An act of destruction mixed with a righteous cry for the ‘greater good’ will only lead to further destruction – not creation. Whereas the act of creating sparks inspiration in others which ignites further creations, the act of destroying can propel indignation in others which propels further destruction.
-> In 1914, the rebels of the Black Hand (of Bosnia) assassinated Duke Franz Ferdinand & his wife
-> leading to the King of Germany (a friend of the deceased Duke) to blame Bosnia and take them to war
-> leading to other countries in Europe and beyond getting involved (World War I) and many casualties
-> leading to Germany going into heavy debt after losing the war
-> leading to hyperinflation and great poverty in Germany
-> leading to Hitler using that as incentive for war (and blamed the Jews)
-> leading to World War II and the holocaust (ethnic cleansing of the Jews)
-> leading to many Jew fleeing from Germany and a large number returning to Zion (i.e. the now Israel/Palestine area)
-> leading to the ‘creation’ of the state of Israel and the warring/fighting between Israelis and Palestinians (& purposeful ethnic cleansing of the Palestinians)
-> leading to the continual Israeli-Palestinian conflict which continues to this day, including bombs, attacks, killing of innocents.
Sure, there’s more to the connection than meets the eye. Such as values & ideals at the time, brewing angst and dissatisfaction, and directly opposing beliefs, religions and opposing opinions. Although World War I is normally attributed to the assassination of the Duke, this was predicated with centuries of warring and conquering.
But a tension seeking resolution, each action propelling the next one over the century – a chain reaction of destruction, if you like – remains. Much like your personal self-sabotage pattern (see here) but a lot harder to map effectively.
You never change things by fighting the existing reality.
A creator doesn’t look to eradicate, they build new structures that make the old obsolete. They can even find exclusions and loopholes where they need it – but die to the need to prove their worth, do what’s morally right or anything that holds no basis of heart.

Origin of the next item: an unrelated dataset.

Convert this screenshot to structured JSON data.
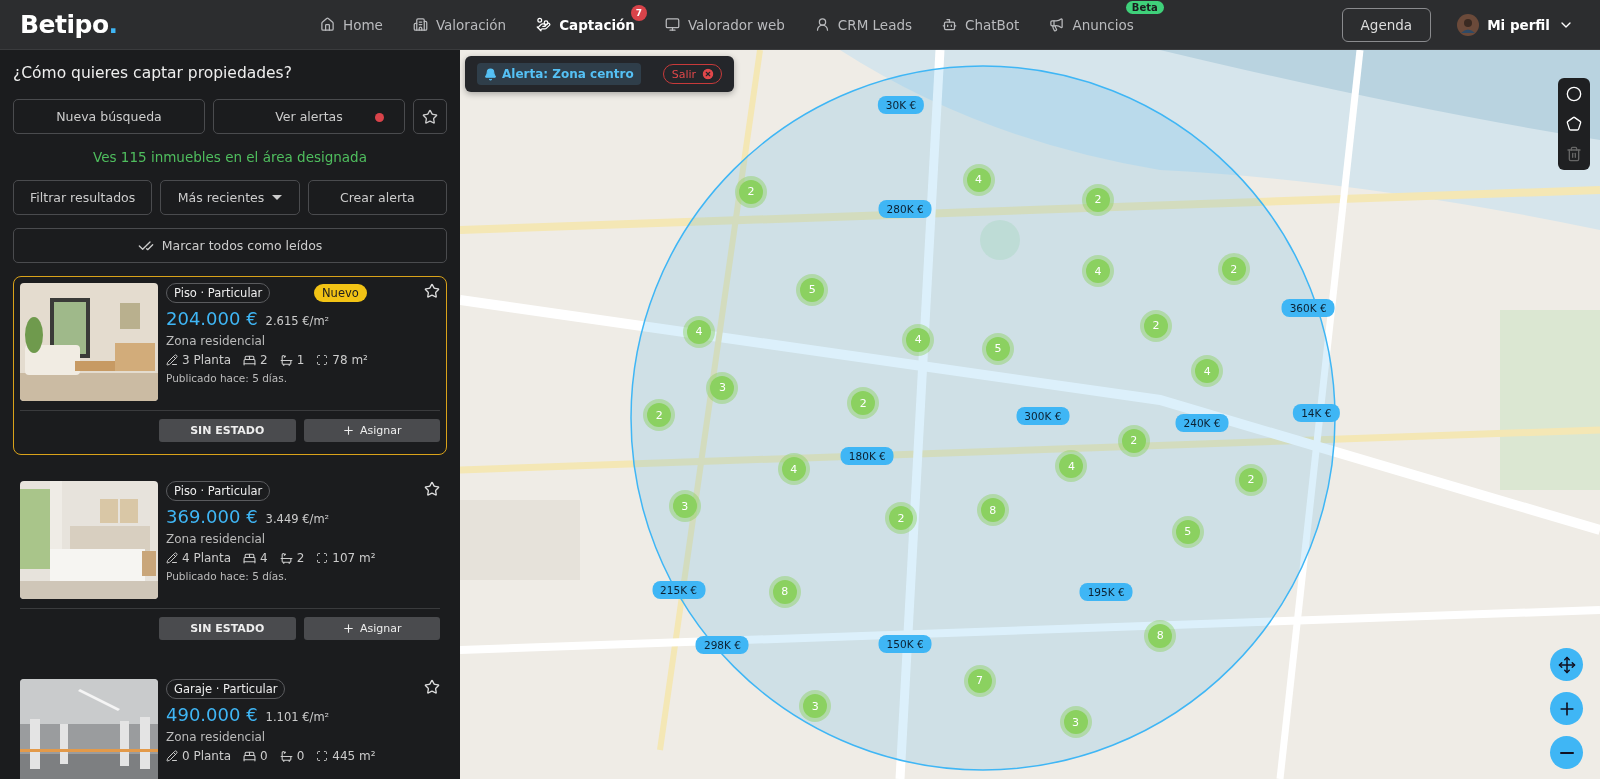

The sad thing is that most people can’t see beyond themselves to see how they are destroying their dreams and visions. They get caught up in dramas, conflicts, fixing themselves, fixing outside conditions. And they want to spend more time proving their worth or powerlessness and protecting their righteousness, than what truly matters in their heart.
People who shape and mould their life, like a work of beautiful art, have developed the following characteristics:
--- An ability (possibly you could call it a super-ability) to know the difference between what they would love and what others are imposing on them, and able to remain true to themselves regardless
--- Acceptance and allowance to being in a state of vulnerability (a lot of creative energy is spent on avoiding this state). This involves weaving tension, within and without – being able to hold it and use it in aid of what you are manifesting into existence.
--- An expansion of the mind, opening up beyond the ego mind, when required, to a higher mindset that is both creative and intuitive. Basically the ability to think outside the square of the old and out-dated, bringing in the new.
--- Facilitating true and direct action (indolence and inaction for a long-time is just a slow form of destruction and death for your creations). Not to be confused with reaction (reactive-action). Action is the channel of creative energy.
The act of creating is inspiring.
Bringing your deepest truths and dreams into reality will inspire others to do the same. True creating is inclusive, it benefits others and naturally becomes for the ‘greater good’ without the righteousness.
But more importantly, it provides a sense of satisfaction and fulfilment within ourselves. The more we create and pour energy into our visions, shaping/moulding our life to one that we love, the more we establish and embody our pure creative spirit.